About the need for a Marine Radio on your vessel

Marine Rescue is of the opinion that a marine radio is an essential item of safety equipment on all boats. A radio on board enables fast direct contact with marine rescue agencies and/or with other boats in your vicinity should assistance be required in the event of an accident or breakdown.

Marine Rescue NSW has a radio network along the entire NSW coastline providing 27MHz, VHF and MF/HF marine radio services the for recreational boating community. This volunteer network is manned by trained volunteers at licenced marine coast stations many of which conduct a listening watch 24/7.

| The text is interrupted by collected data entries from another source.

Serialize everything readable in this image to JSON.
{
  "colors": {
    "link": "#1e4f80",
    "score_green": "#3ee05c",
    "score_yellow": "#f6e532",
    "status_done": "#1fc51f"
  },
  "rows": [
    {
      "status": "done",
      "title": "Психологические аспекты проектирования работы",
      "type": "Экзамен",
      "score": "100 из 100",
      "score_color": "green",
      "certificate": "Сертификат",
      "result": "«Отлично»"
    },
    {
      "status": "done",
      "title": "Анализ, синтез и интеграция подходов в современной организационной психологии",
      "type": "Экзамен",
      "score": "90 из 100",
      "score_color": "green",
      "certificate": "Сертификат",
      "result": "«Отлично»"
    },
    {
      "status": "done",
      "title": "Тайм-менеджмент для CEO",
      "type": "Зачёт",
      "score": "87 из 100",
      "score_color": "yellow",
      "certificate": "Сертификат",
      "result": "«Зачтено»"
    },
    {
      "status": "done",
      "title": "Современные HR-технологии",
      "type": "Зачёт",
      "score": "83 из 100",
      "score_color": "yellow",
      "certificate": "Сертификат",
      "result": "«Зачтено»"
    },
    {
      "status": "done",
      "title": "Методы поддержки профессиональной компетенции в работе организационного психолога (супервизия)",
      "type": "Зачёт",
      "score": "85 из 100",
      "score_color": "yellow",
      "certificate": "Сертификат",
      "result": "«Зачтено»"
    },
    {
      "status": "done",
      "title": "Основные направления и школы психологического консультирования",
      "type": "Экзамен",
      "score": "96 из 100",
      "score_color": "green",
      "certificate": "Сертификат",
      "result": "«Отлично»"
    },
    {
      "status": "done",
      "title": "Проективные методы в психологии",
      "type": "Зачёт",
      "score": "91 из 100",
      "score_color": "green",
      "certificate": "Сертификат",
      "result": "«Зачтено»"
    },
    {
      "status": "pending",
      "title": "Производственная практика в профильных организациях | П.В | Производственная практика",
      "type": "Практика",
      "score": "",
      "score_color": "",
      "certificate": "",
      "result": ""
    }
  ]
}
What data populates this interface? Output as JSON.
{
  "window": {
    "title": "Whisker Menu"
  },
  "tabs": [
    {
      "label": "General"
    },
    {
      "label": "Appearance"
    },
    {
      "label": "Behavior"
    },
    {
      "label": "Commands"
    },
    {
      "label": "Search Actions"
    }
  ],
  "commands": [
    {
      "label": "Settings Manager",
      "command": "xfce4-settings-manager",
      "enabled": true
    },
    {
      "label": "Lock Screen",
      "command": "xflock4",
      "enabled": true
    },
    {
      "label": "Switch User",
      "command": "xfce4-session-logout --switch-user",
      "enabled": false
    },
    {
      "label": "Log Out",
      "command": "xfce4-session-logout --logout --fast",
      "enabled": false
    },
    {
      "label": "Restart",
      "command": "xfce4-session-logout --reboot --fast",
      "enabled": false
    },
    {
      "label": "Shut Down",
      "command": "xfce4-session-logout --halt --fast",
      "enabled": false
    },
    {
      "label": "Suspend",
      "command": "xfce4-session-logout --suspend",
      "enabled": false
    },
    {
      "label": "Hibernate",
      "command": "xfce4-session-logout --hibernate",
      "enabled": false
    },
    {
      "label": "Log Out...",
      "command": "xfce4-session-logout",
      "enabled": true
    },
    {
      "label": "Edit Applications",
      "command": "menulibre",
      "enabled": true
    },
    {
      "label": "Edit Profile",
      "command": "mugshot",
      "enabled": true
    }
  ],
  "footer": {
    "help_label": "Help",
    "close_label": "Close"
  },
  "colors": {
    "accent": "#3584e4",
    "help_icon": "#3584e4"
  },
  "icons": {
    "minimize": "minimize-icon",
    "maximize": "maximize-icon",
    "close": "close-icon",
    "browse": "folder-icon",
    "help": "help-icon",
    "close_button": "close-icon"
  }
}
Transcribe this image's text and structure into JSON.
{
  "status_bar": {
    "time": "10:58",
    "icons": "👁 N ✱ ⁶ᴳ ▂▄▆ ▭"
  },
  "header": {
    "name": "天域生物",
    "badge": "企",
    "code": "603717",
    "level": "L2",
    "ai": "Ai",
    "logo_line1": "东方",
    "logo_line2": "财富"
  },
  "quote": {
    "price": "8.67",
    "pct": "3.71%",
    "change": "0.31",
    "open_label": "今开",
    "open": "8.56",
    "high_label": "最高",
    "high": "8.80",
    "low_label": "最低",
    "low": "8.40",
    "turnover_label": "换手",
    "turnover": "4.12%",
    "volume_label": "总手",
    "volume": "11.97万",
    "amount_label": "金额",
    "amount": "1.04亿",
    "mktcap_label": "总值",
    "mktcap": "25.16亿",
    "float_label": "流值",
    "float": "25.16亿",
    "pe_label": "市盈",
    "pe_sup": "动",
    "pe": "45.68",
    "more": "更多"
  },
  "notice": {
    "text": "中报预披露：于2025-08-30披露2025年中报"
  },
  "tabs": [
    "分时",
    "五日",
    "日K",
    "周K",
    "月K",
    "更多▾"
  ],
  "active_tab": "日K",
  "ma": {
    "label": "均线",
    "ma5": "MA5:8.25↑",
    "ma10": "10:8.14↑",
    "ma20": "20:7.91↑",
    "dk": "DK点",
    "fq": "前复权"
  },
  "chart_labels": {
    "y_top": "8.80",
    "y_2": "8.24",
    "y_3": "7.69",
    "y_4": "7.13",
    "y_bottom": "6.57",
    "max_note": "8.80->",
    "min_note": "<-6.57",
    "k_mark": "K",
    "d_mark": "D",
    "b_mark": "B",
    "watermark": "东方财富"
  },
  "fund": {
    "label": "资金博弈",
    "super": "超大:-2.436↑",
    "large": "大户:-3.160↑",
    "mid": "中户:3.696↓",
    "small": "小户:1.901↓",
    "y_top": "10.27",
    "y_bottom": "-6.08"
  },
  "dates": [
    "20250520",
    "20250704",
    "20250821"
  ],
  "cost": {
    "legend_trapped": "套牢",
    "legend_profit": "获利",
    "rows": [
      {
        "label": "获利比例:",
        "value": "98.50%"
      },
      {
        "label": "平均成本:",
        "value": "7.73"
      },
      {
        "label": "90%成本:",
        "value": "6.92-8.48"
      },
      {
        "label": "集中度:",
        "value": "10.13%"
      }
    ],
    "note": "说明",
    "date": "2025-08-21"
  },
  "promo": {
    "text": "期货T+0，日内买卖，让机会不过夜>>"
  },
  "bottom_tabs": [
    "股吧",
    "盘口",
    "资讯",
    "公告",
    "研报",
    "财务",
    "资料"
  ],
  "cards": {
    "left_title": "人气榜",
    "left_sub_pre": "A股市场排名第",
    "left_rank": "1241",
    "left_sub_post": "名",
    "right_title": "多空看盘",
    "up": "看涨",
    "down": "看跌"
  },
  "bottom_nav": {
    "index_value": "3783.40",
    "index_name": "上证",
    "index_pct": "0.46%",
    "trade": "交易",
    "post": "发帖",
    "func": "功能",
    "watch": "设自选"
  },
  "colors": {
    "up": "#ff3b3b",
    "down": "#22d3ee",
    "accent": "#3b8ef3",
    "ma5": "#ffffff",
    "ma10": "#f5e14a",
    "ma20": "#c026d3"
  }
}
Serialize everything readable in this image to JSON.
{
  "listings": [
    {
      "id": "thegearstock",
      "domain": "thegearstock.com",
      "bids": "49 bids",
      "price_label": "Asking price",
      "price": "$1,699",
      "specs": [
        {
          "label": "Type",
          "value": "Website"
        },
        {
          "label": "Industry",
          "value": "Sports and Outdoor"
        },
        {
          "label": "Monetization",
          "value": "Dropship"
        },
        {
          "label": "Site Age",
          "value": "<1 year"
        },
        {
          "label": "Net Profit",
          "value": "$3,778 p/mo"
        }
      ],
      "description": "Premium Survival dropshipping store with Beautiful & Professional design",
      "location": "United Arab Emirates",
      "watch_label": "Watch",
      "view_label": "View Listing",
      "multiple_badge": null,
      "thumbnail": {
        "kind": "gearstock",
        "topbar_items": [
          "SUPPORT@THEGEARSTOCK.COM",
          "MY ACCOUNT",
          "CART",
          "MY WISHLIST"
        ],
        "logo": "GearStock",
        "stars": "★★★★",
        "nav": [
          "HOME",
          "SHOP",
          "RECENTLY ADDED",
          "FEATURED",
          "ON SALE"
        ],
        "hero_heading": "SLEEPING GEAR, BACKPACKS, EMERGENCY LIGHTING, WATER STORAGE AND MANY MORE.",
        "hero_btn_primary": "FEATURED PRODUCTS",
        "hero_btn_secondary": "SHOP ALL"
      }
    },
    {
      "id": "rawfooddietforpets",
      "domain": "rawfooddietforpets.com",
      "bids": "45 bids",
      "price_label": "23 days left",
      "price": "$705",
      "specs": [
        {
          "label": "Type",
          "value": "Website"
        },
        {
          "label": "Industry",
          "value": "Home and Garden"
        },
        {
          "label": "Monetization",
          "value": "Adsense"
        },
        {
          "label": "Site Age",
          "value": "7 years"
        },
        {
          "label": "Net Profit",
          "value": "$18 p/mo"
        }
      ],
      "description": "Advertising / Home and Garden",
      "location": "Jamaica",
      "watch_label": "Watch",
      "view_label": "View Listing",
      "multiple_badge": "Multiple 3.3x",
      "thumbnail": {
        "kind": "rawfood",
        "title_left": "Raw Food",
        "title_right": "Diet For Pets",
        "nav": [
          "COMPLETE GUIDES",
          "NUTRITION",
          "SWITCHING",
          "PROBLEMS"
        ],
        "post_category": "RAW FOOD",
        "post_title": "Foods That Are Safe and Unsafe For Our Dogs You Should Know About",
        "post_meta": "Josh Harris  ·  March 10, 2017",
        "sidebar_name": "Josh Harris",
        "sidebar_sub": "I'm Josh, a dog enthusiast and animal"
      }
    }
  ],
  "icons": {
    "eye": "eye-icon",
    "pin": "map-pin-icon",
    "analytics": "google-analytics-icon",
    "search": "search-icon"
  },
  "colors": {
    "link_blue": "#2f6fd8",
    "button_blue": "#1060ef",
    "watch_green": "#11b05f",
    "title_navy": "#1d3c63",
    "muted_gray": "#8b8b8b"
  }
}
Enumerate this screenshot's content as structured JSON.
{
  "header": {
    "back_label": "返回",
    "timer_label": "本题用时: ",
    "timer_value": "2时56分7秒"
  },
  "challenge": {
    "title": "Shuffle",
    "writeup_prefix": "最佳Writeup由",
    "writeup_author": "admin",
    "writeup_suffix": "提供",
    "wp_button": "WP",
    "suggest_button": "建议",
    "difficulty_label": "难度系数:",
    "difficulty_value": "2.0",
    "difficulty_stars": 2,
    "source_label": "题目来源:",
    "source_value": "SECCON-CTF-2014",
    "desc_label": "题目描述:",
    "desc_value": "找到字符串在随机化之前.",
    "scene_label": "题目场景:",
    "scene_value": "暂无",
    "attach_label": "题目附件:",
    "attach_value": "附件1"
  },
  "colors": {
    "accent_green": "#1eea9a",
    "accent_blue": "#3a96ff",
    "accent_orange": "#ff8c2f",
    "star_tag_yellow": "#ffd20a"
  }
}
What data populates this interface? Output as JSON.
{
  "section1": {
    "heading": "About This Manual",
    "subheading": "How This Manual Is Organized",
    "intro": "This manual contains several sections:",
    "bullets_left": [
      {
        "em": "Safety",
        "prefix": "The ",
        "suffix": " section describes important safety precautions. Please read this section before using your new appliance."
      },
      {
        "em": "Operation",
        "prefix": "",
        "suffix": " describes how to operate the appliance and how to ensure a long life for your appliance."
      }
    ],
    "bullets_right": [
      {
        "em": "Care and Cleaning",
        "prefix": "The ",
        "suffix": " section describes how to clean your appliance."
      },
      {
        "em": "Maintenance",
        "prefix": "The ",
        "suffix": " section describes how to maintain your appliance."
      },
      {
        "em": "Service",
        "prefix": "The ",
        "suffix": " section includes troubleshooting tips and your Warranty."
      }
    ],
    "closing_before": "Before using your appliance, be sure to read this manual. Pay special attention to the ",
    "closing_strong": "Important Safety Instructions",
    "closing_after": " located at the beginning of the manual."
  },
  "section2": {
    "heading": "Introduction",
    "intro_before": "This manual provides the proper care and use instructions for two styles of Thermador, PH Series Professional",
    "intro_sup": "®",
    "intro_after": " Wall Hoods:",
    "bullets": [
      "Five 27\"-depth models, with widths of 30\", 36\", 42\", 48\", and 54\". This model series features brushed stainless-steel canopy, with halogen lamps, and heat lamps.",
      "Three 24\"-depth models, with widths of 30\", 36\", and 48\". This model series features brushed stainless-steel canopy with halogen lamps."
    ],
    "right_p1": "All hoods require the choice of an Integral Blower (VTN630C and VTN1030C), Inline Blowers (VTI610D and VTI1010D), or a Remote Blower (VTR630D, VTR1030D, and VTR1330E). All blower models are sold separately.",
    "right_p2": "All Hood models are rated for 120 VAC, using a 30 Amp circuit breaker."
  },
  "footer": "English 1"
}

Sue Lang on radio watch at the Point Clare Base

A marine radio is probably the single most important safety item on your boat; it is your first line of safety.

Marine radio provides three avenues of assistance – Weather and Hazard alerts, local safety Log-On and Log-Off, and offshore Voyage Tracking. This is in addition to maintaining a radio listening watch during the operational hours on every marine radio coast radio station along the NSW coast.


What about Mobile Phones?

Don’t bet your life or the safety of your boat and crew on a mobile phone as your first or only means of contact in an emergency. When you are at sea you cannot depend on mobile phone coverage. Remember, when you make a phone call you are talking to just one person. How often do mobile phone calls drop-out in the middle of a call. Most mobiles don’t work well when wet or damp. There are no mobile phone towers at sea.

When you call for help on your marine radio other marine radios will hear your call and there may be another vessel nearby that can help much faster. Do take your mobile with you, but use it as an extra method of communication, not the only method of communication.

The volunteers at a Marine Radio Shore Station are trained to assist. They know who to contact and can arrange help quickly. They will ‘need to know’ your Position (where are you), your Problem (what’s wrong) and how many People on board. They will also need a description of your boat and its registration number if available. If you have a GPS on board use that to provide your position.

Teach others on board (especially children) how to use the radio, so in an emergency you have some more help available. Keep track of your position. You may need to be able to describe where you are even in poor visibilty. If you don’t know where you are how can anyone find you?